Aboyeur sits on top of everything. It uses bon for work items, trousse for session lifecycle, and handoff files for inter-session communication. It’s the tool you reach for when the work exceeds a single context window and you need sustained, multi-session progress without degradation.
Prerequisites
An AI coding agent. The batterie is built for Claude Code, but the filesystem-first design means most tools work with any agent that can read and write files.
Python and uv. Several tools (bon, garde-manger, jeton, mise, passe) are Python-based and use uv for installation. If you don’t have uv, that’s your actual first step. (The consomme skill in trousse is a behavioural document, not a Python package. It has nothing to install via uv.)
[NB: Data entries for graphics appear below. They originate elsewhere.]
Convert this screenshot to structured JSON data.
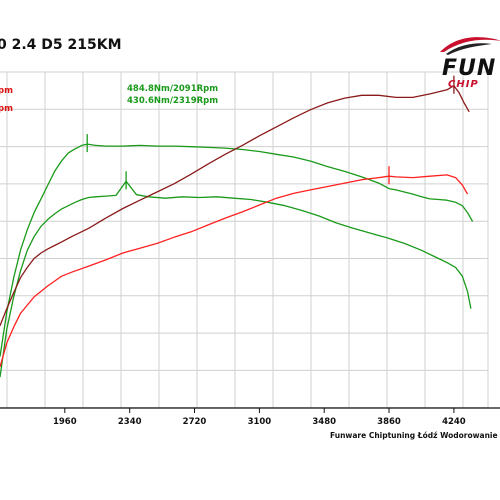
{
  "title": "0 2.4 D5 215KM",
  "logo": {
    "main": "FUN",
    "sub": "CHIP"
  },
  "footer": "Funware Chiptuning Łódź Wodorowanie Tel",
  "annotations": {
    "torque_tuned": "484.8Nm/2091Rpm",
    "torque_stock": "430.6Nm/2319Rpm",
    "left_top": "pm",
    "left_second": "pm"
  },
  "colors": {
    "torque": "#1a9a1a",
    "power_tuned": "#8b1a1a",
    "power_stock": "#ff2020",
    "grid": "#d0d0d0",
    "axis": "#111111"
  },
  "chart_data": {
    "type": "line",
    "x_ticks": [
      1960,
      2340,
      2720,
      3100,
      3480,
      3860,
      4240
    ],
    "series": [
      {
        "key": "torque_tuned",
        "color": "#1a9a1a",
        "points": [
          [
            1580,
            175
          ],
          [
            1620,
            240
          ],
          [
            1660,
            290
          ],
          [
            1700,
            330
          ],
          [
            1740,
            360
          ],
          [
            1780,
            385
          ],
          [
            1820,
            405
          ],
          [
            1860,
            425
          ],
          [
            1900,
            445
          ],
          [
            1940,
            460
          ],
          [
            1980,
            472
          ],
          [
            2020,
            478
          ],
          [
            2060,
            483
          ],
          [
            2091,
            484.8
          ],
          [
            2140,
            483
          ],
          [
            2200,
            482
          ],
          [
            2300,
            482
          ],
          [
            2400,
            483
          ],
          [
            2500,
            482
          ],
          [
            2600,
            482
          ],
          [
            2700,
            481
          ],
          [
            2800,
            480
          ],
          [
            2900,
            479
          ],
          [
            3000,
            477
          ],
          [
            3100,
            474
          ],
          [
            3200,
            470
          ],
          [
            3300,
            466
          ],
          [
            3400,
            460
          ],
          [
            3500,
            452
          ],
          [
            3600,
            445
          ],
          [
            3700,
            437
          ],
          [
            3800,
            428
          ],
          [
            3860,
            420
          ],
          [
            3900,
            418
          ],
          [
            3950,
            415
          ],
          [
            4000,
            412
          ],
          [
            4050,
            408
          ],
          [
            4100,
            405
          ],
          [
            4150,
            404
          ],
          [
            4200,
            403
          ],
          [
            4250,
            400
          ],
          [
            4290,
            395
          ],
          [
            4320,
            385
          ],
          [
            4350,
            372
          ]
        ]
      },
      {
        "key": "torque_stock",
        "color": "#1a9a1a",
        "points": [
          [
            1580,
            145
          ],
          [
            1620,
            215
          ],
          [
            1660,
            262
          ],
          [
            1700,
            300
          ],
          [
            1740,
            330
          ],
          [
            1780,
            350
          ],
          [
            1820,
            365
          ],
          [
            1860,
            375
          ],
          [
            1900,
            383
          ],
          [
            1940,
            390
          ],
          [
            1980,
            395
          ],
          [
            2020,
            400
          ],
          [
            2060,
            404
          ],
          [
            2100,
            407
          ],
          [
            2140,
            408
          ],
          [
            2200,
            409
          ],
          [
            2260,
            410
          ],
          [
            2319,
            430.6
          ],
          [
            2380,
            411
          ],
          [
            2450,
            408
          ],
          [
            2550,
            406
          ],
          [
            2650,
            408
          ],
          [
            2750,
            407
          ],
          [
            2850,
            408
          ],
          [
            2950,
            406
          ],
          [
            3050,
            404
          ],
          [
            3150,
            400
          ],
          [
            3250,
            395
          ],
          [
            3350,
            388
          ],
          [
            3450,
            380
          ],
          [
            3550,
            370
          ],
          [
            3650,
            362
          ],
          [
            3750,
            355
          ],
          [
            3850,
            348
          ],
          [
            3950,
            340
          ],
          [
            4050,
            330
          ],
          [
            4150,
            318
          ],
          [
            4200,
            312
          ],
          [
            4250,
            305
          ],
          [
            4290,
            292
          ],
          [
            4320,
            270
          ],
          [
            4340,
            245
          ]
        ]
      },
      {
        "key": "power_tuned",
        "color": "#8b1a1a",
        "points": [
          [
            1580,
            220
          ],
          [
            1620,
            245
          ],
          [
            1660,
            268
          ],
          [
            1700,
            290
          ],
          [
            1740,
            305
          ],
          [
            1780,
            318
          ],
          [
            1820,
            326
          ],
          [
            1860,
            332
          ],
          [
            1900,
            337
          ],
          [
            1940,
            342
          ],
          [
            2000,
            350
          ],
          [
            2100,
            362
          ],
          [
            2200,
            377
          ],
          [
            2300,
            391
          ],
          [
            2400,
            403
          ],
          [
            2500,
            415
          ],
          [
            2600,
            427
          ],
          [
            2700,
            441
          ],
          [
            2800,
            456
          ],
          [
            2900,
            470
          ],
          [
            3000,
            483
          ],
          [
            3100,
            497
          ],
          [
            3200,
            510
          ],
          [
            3300,
            523
          ],
          [
            3400,
            535
          ],
          [
            3500,
            545
          ],
          [
            3600,
            552
          ],
          [
            3700,
            556
          ],
          [
            3800,
            556
          ],
          [
            3900,
            553
          ],
          [
            4000,
            553
          ],
          [
            4100,
            558
          ],
          [
            4200,
            564
          ],
          [
            4240,
            570
          ],
          [
            4270,
            560
          ],
          [
            4300,
            545
          ],
          [
            4330,
            532
          ]
        ]
      },
      {
        "key": "power_stock",
        "color": "#ff2020",
        "points": [
          [
            1580,
            160
          ],
          [
            1620,
            195
          ],
          [
            1660,
            218
          ],
          [
            1700,
            238
          ],
          [
            1740,
            250
          ],
          [
            1780,
            262
          ],
          [
            1820,
            270
          ],
          [
            1860,
            278
          ],
          [
            1900,
            285
          ],
          [
            1940,
            292
          ],
          [
            2000,
            298
          ],
          [
            2100,
            307
          ],
          [
            2200,
            316
          ],
          [
            2300,
            326
          ],
          [
            2400,
            333
          ],
          [
            2500,
            340
          ],
          [
            2600,
            349
          ],
          [
            2700,
            357
          ],
          [
            2800,
            367
          ],
          [
            2900,
            377
          ],
          [
            3000,
            386
          ],
          [
            3100,
            396
          ],
          [
            3200,
            406
          ],
          [
            3300,
            413
          ],
          [
            3400,
            418
          ],
          [
            3500,
            423
          ],
          [
            3600,
            428
          ],
          [
            3700,
            433
          ],
          [
            3800,
            436
          ],
          [
            3860,
            438
          ],
          [
            3900,
            437
          ],
          [
            4000,
            436
          ],
          [
            4100,
            438
          ],
          [
            4200,
            440
          ],
          [
            4250,
            436
          ],
          [
            4290,
            425
          ],
          [
            4320,
            412
          ]
        ]
      }
    ],
    "markers": [
      {
        "series": "torque_tuned",
        "x": 2091,
        "y": 484.8
      },
      {
        "series": "torque_stock",
        "x": 2319,
        "y": 430.6
      },
      {
        "series": "power_tuned",
        "x": 4240,
        "y": 570
      },
      {
        "series": "power_stock",
        "x": 3860,
        "y": 438
      }
    ]
  }
}
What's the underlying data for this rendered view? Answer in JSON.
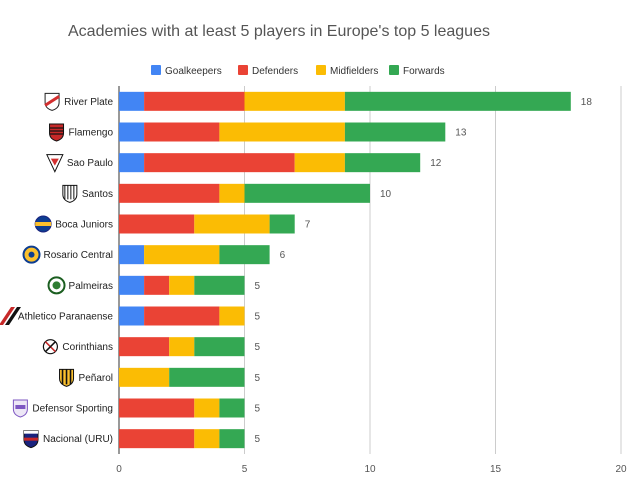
{
  "chart_data": {
    "type": "bar",
    "orientation": "horizontal",
    "stacked": true,
    "title": "Academies with at least 5 players in Europe's top 5 leagues",
    "xlabel": "",
    "ylabel": "",
    "xlim": [
      0,
      20
    ],
    "x_ticks": [
      0,
      5,
      10,
      15,
      20
    ],
    "grid": true,
    "legend_position": "top",
    "categories": [
      "River Plate",
      "Flamengo",
      "Sao Paulo",
      "Santos",
      "Boca Juniors",
      "Rosario Central",
      "Palmeiras",
      "Athletico Paranaense",
      "Corinthians",
      "Peñarol",
      "Defensor Sporting",
      "Nacional (URU)"
    ],
    "series": [
      {
        "name": "Goalkeepers",
        "color": "#4285f4",
        "values": [
          1,
          1,
          1,
          0,
          0,
          1,
          1,
          1,
          0,
          0,
          0,
          0
        ]
      },
      {
        "name": "Defenders",
        "color": "#ea4335",
        "values": [
          4,
          3,
          6,
          4,
          3,
          0,
          1,
          3,
          2,
          0,
          3,
          3
        ]
      },
      {
        "name": "Midfielders",
        "color": "#fbbc04",
        "values": [
          4,
          5,
          2,
          1,
          3,
          3,
          1,
          1,
          1,
          2,
          1,
          1
        ]
      },
      {
        "name": "Forwards",
        "color": "#34a853",
        "values": [
          9,
          4,
          3,
          5,
          1,
          2,
          2,
          0,
          2,
          3,
          1,
          1
        ]
      }
    ],
    "totals": [
      18,
      13,
      12,
      10,
      7,
      6,
      5,
      5,
      5,
      5,
      5,
      5
    ],
    "crest_icons": [
      "river-plate-crest-icon",
      "flamengo-crest-icon",
      "sao-paulo-crest-icon",
      "santos-crest-icon",
      "boca-juniors-crest-icon",
      "rosario-central-crest-icon",
      "palmeiras-crest-icon",
      "athletico-paranaense-crest-icon",
      "corinthians-crest-icon",
      "penarol-crest-icon",
      "defensor-sporting-crest-icon",
      "nacional-uru-crest-icon"
    ]
  }
}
No monorepo. Each tool installs independently from its own repo. There is no shared config and no dependency graph to resolve. You can adopt one tool without touching the rest.
Plugin Marketplace
If you’re using Claude Code 2.1+, the entire batterie is available as a plugin marketplace:
/plugin marketplace add spm1001/batterie-de-savoir
This gives you access to all 8 tools as plugins. Install individually:
/plugin install bon@batterie-de-savoir
/plugin install trousse@batterie-de-savoir
Or browse the catalogue from within Claude Code:
/plugin marketplace
What you still need to do yourself: Plugin install handles skills, hooks, and MCP server config. It does not install CLI tools (bon, garde, passe, todoist). For those, you still need uv tool install per tool. Each plugin’s description tells you what’s needed.
The manual symlink-based install path (via each tool’s install.sh or README) continues to work and remains the right choice if you want short command names (/close instead of /trousse:close) or if you’re not on Claude Code.